Resectable non-small-cell lung cancer (NSCLC) patients have poor prognosis, with 30-50% relapsing within 5 years. Current staging criteria do not fully capture the complexity of this disease. Survival could be improved by identification of those early-stage patients who are most likely to benefit from adjuvant therapy. Molecular classification by using mRNA expression profiles has led to multiple, poorly overlapping signatures. We hypothesized that differing statistical methodologies contribute to this lack of overlap. To test this hypothesis, we analyzed our previously published quantitative RT-PCR dataset with a semisupervised method. A 6-gene signature was identified and validated in 4 independent public microarray datasets that represent a range of tumor histologies and stages. This result demonstrated that at least 2 prognostic signatures can be derived from this single dataset. We next estimated the total number of prognostic signatures in this dataset with a 10-million-signature permutation study. Our 6-gene signature was among the top 0.02% of signatures with maximum verifiability, reaffirming its efficacy. Importantly, this analysis identified 1,789 unique signatures, implying that our dataset contains >500,000 verifiable prognostic signatures for NSCLC. This result appears to rationalize the observed lack of overlap among reported NSCLC prognostic signatures.

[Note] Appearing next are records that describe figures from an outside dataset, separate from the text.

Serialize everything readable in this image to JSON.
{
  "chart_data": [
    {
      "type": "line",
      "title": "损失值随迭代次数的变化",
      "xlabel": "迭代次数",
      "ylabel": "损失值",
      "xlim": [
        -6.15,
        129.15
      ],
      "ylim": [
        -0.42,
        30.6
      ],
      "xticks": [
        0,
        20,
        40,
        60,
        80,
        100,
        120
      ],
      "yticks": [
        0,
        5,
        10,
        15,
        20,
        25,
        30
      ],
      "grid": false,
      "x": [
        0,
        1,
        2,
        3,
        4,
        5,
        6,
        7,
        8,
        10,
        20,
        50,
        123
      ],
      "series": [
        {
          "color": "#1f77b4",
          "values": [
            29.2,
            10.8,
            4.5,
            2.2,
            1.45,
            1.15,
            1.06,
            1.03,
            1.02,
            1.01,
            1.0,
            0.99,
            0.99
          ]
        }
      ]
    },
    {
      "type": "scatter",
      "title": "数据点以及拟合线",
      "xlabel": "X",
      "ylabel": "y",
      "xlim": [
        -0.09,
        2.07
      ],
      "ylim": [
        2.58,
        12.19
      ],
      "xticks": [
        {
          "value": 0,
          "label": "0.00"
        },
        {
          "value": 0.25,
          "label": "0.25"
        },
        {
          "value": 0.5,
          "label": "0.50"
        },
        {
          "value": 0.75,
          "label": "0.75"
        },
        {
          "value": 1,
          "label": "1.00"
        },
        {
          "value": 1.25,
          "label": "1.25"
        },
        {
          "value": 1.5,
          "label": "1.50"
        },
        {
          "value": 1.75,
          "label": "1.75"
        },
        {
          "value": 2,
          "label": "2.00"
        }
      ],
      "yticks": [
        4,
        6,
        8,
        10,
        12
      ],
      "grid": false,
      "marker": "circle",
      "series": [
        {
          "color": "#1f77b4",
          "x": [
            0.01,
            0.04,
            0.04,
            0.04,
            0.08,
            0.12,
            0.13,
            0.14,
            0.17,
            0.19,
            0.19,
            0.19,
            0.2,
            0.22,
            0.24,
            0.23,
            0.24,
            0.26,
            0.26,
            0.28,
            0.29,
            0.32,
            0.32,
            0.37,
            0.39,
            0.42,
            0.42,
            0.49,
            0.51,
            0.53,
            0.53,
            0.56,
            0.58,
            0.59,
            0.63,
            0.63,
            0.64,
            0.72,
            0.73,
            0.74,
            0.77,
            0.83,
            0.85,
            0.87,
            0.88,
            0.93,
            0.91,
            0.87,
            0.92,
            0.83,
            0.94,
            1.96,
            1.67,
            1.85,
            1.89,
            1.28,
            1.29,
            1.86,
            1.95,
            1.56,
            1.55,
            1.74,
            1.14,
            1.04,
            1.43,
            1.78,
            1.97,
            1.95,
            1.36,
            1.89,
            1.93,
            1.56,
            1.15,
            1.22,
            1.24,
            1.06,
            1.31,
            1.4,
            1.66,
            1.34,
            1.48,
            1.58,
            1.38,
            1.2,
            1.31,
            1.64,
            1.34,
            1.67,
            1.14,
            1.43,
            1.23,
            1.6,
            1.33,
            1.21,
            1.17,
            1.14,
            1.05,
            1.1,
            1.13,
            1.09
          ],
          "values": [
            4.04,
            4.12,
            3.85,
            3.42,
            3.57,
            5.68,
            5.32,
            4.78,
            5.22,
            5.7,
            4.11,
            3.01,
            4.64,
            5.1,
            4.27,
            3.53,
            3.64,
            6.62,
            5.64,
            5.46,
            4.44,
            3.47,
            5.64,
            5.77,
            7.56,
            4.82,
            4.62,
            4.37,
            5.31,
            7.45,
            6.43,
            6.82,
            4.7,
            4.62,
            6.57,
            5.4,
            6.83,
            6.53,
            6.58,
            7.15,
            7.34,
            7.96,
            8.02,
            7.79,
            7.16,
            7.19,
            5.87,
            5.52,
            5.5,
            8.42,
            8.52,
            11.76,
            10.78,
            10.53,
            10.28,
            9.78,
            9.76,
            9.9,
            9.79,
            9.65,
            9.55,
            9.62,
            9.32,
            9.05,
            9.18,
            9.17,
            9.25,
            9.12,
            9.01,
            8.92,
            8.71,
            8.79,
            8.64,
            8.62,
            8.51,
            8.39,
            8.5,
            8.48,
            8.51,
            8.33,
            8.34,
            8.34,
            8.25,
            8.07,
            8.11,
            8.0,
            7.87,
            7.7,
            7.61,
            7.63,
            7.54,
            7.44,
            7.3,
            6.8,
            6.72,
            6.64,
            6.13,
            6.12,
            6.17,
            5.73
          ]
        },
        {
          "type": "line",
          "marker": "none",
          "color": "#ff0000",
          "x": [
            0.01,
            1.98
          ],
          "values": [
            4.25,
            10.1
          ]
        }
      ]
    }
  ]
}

可切除的非小细胞肺癌(NSCLC)患者预后较差,30%-50%的患者会在5年内复发。当前的分期标准并未完全体现出这种疾病的复杂性。通过识别那些最有可能从辅助治疗中获益的早期患者,生存率有望提高。利用mRNA表达谱进行分子分类已产生了多个重叠性较差的特征。我们推测不同的统计方法导致了这种缺乏重叠的情况。为了验证这一假设,我们用一种半监督方法分析了我们之前发表的定量逆转录聚合酶链反应(RT-PCR)数据集。在4个代表一系列肿瘤组织学和分期的独立公共微阵列数据集中识别并验证了一个6基因特征。这一结果表明,从这个单一数据集中至少可以得出2种预后特征。接下来,我们通过一项有1000万个特征的置换研究估计了该数据集中预后特征的总数。我们的6基因特征在具有最大可验证性的特征中位列前0.02%,再次证实了其有效性。重要的是,该分析识别出了1789个独特的特征,这意味着我们的数据集包含超过50万个可验证的NSCLC预后特征。这一结果似乎解释了所观察到的报道的NSCLC预后特征之间缺乏重叠的现象。